While at Harvard, Barcott held a Catherine B. Reynolds Foundation Fellowship in Social Entrepreneurship through the Center for Public Leadership. That gave him an inner sanctum, he said, “a community of diverse, interesting people who are trying to take on problems that matter.”
Part of taking on problems that matter is finding a bigger audience for the big messages. His book tour involved 110 presentations in 40 cities. Next is “our larger call to action,” said Barcott, an Internet CFK challenge started this fall as “the power of 26.”

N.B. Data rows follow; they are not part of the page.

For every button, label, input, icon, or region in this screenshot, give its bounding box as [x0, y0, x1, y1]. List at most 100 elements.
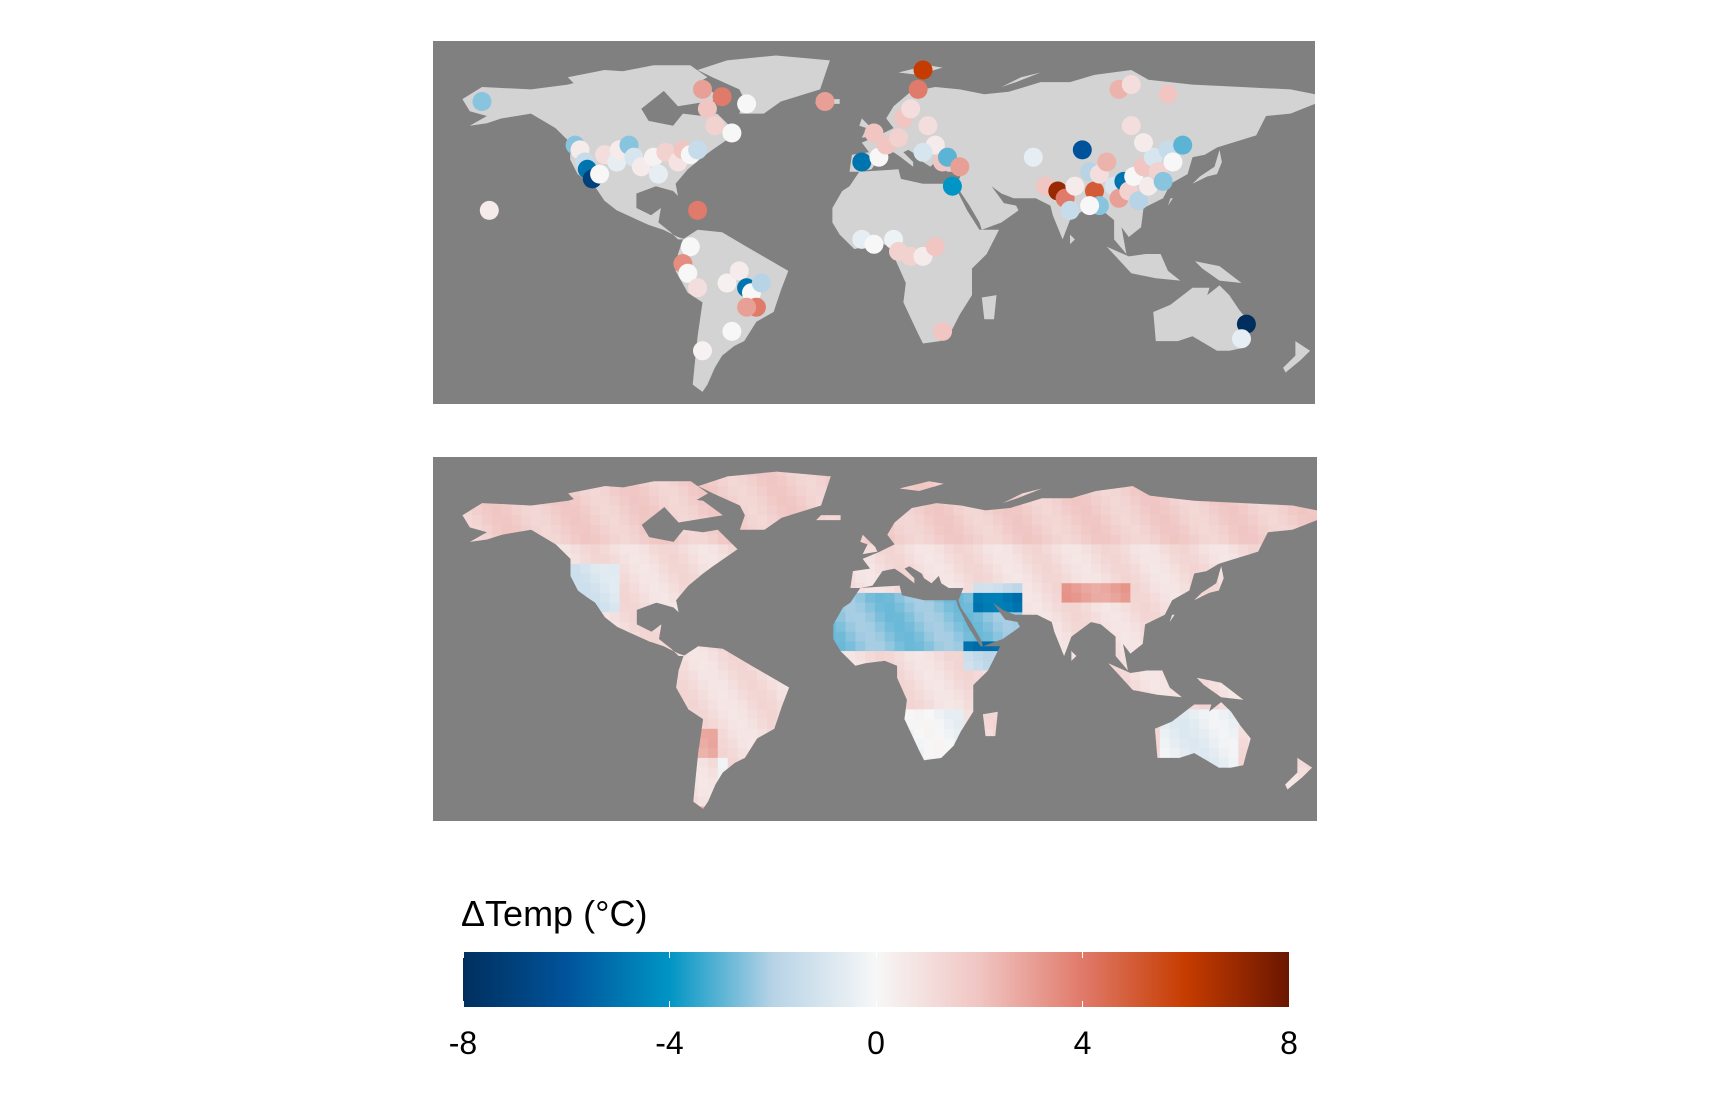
field-cell — [1042, 592, 1053, 604]
field-cell — [845, 486, 856, 497]
field-cell — [825, 728, 837, 740]
site-point — [1134, 133, 1153, 153]
field-cell — [1297, 641, 1308, 652]
field-cell — [992, 660, 1004, 672]
field-cell — [845, 563, 856, 575]
field-cell — [1189, 816, 1199, 821]
field-cell — [491, 505, 503, 516]
field-cell — [747, 622, 758, 633]
field-cell — [943, 660, 955, 672]
field-cell — [1238, 748, 1249, 759]
field-cell — [658, 471, 670, 478]
field-cell — [1140, 806, 1151, 809]
field-cell — [796, 612, 807, 623]
field-cell — [550, 680, 562, 691]
field-cell — [491, 583, 503, 594]
field-cell — [806, 777, 817, 788]
field-cell — [462, 524, 464, 536]
field-cell — [619, 806, 631, 809]
field-cell — [1091, 787, 1102, 798]
field-cell — [531, 767, 542, 778]
field-cell — [737, 738, 748, 749]
field-cell — [678, 592, 690, 604]
field-cell — [1297, 592, 1308, 604]
field-cell — [747, 602, 758, 613]
field-cell — [757, 777, 768, 788]
field-cell — [1061, 738, 1073, 749]
field-cell — [462, 515, 473, 526]
field-cell — [1140, 748, 1151, 759]
field-cell — [462, 748, 464, 759]
field-cell — [1307, 728, 1317, 740]
field-cell — [1228, 505, 1240, 516]
field-cell — [1277, 612, 1289, 623]
field-cell — [1002, 602, 1014, 613]
field-cell — [570, 583, 581, 594]
field-cell — [1169, 690, 1181, 701]
field-cell — [835, 563, 847, 575]
field-cell — [1248, 515, 1259, 526]
field-cell — [472, 670, 483, 681]
field-cell — [776, 495, 788, 507]
field-cell — [1209, 544, 1220, 555]
field-cell — [1100, 563, 1112, 575]
field-cell — [816, 709, 827, 720]
field-cell — [1277, 767, 1289, 778]
field-cell — [983, 631, 994, 643]
field-cell — [1209, 592, 1220, 604]
field-cell — [619, 631, 631, 643]
field-cell — [983, 563, 994, 575]
field-cell — [1012, 622, 1023, 633]
field-cell — [1042, 641, 1053, 652]
field-cell — [629, 719, 640, 730]
field-cell — [1051, 495, 1063, 507]
site-point — [1080, 196, 1100, 216]
field-cell — [491, 777, 503, 788]
field-cell — [963, 738, 974, 749]
field-cell — [1012, 728, 1023, 740]
field-cell — [1238, 524, 1249, 536]
field-cell — [1218, 641, 1230, 652]
field-cell — [816, 641, 827, 652]
field-cell — [1140, 728, 1151, 740]
field-cell — [933, 554, 945, 565]
field-cell — [1061, 719, 1073, 730]
field-cell — [855, 670, 866, 681]
field-cell — [992, 709, 1004, 720]
field-cell — [708, 767, 719, 778]
field-cell — [463, 457, 473, 467]
field-cell — [1169, 495, 1181, 507]
field-cell — [511, 544, 523, 555]
field-cell — [953, 544, 965, 555]
field-cell — [1218, 757, 1230, 769]
field-cell — [580, 777, 591, 788]
field-cell — [1022, 495, 1033, 507]
field-cell — [1042, 757, 1053, 769]
field-cell — [1297, 476, 1308, 487]
field-cell — [776, 583, 788, 594]
field-cell — [658, 738, 670, 749]
field-cell — [884, 631, 896, 643]
field-cell — [1228, 680, 1240, 691]
field-cell — [1022, 728, 1033, 740]
field-cell — [825, 563, 837, 575]
field-cell — [580, 457, 590, 467]
field-cell — [1169, 471, 1181, 478]
site-point — [889, 128, 908, 148]
field-cell — [1307, 670, 1317, 681]
field-cell — [845, 699, 856, 711]
field-cell — [924, 709, 935, 720]
field-cell — [541, 612, 552, 623]
field-cell — [609, 651, 621, 662]
field-cell — [580, 757, 591, 769]
field-cell — [668, 554, 680, 565]
field-cell — [806, 767, 817, 778]
field-cell — [1277, 641, 1289, 652]
field-cell — [1012, 471, 1023, 478]
field-cell — [992, 719, 1004, 730]
field-cell — [541, 524, 552, 536]
field-cell — [570, 622, 581, 633]
field-cell — [884, 690, 896, 701]
field-cell — [836, 816, 846, 821]
field-cell — [658, 544, 670, 555]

To him, 26 is a magic number. It was $26 that Barcott donated as a 20-year-old to Festo, the unemployed Kibera nurse who a year later had turned a business selling vegetables into a 24-hour health clinic. Even today, $26 — the price of four beers in America — can go a long way in a Kibera
Then there is the power of the program’s 26 thought-provoking challenges, such as “No. 6: After dark, do everything by candlelight,” and “No. 9: Try to live on $2 a day.” Others are not so severe, but still evoke Kibera’s sense of community. One example: “Tonight, make dinner for a neighbor.”
In Nairobi in July, Barcott dove into the hubbub of CFK’s 10th anniversary party, a day of parades, music, and dancing at a Kibera soccer field. For the occasion, he wore a black T-shirt with CFK’s motto in gold letters: “Be a light.”